Jacob just turned six a few months ago and was diagnosed with leukemia shortly after that. I know the chemotherapy is taking its toll on his body; hence, his extended hospital stay, but he always has a smile for me. I knock on his door and enter the room. He's staring out the window with a frown on his face.

"Jacob," I whisper.

He turns, and his freckled face instantly lights up, completely melting my heart. "Did you bring it?" he asks with a big grin. He's missing his two front teeth, which makes him look even more adorable.

"Bring what?" I ask, pretending like I totally forgot.

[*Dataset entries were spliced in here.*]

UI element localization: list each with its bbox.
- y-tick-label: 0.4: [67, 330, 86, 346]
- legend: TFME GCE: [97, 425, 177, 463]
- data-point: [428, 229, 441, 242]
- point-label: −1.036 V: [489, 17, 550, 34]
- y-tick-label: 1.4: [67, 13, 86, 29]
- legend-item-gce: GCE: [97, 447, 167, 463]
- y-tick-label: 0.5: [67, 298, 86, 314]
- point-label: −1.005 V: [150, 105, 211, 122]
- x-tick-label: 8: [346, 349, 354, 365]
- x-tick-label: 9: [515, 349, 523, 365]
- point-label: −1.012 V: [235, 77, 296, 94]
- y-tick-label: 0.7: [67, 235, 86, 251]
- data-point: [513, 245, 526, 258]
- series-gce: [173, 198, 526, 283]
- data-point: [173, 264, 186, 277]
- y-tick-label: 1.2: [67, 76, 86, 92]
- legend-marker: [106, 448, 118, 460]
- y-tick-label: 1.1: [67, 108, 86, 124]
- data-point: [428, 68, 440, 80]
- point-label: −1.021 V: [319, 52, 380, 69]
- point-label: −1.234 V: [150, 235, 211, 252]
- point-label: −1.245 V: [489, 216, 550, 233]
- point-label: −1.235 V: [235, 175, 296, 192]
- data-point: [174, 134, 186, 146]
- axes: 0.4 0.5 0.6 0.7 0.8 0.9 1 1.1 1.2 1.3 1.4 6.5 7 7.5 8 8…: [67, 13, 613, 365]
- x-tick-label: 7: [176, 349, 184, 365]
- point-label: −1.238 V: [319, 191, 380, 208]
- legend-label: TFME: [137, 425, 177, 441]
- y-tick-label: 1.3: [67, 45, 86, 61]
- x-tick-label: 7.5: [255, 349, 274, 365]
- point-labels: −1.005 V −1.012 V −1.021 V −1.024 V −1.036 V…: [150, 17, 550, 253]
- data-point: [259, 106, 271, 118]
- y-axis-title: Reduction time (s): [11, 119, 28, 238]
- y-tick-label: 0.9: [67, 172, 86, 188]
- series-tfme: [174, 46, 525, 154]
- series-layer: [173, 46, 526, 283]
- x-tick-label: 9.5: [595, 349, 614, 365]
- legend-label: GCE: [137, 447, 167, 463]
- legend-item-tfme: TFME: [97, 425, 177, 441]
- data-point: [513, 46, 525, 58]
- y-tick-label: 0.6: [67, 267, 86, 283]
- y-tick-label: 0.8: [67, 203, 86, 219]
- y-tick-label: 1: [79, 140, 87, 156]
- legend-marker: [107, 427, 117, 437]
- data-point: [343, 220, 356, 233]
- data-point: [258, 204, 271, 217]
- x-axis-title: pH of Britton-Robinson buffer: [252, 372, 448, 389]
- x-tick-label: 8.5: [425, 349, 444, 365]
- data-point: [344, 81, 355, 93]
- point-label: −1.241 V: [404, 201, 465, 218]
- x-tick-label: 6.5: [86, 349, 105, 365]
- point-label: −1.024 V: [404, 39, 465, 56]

His face falls a little. And then when I pull the chocolate pudding cup from behind my back, his smile instantly returns. "You didn't forget. You're the best, Avery!" he says as I hand him his favorite snack in the whole wide world and a plastic spoon.

I had promised the snack after a particularly rough chemotherapy session this morning. At least once a week, I sit with Jacob during his therapy. I hold his hand and comfort him if his mom can't be there. He's usually pretty stubborn about letting anyone else be around him when he's not feeling well, so I consider it an honor that the kid likes me. I have to say the feeling is definitely mutual.

Jacob digs into the pudding, eating it greedily. I smile, because it's impossible not to around this kid. "How are you feeling?" I ask.

He shrugs and puts another spoonful of pudding into his mouth. "Little better. I guess."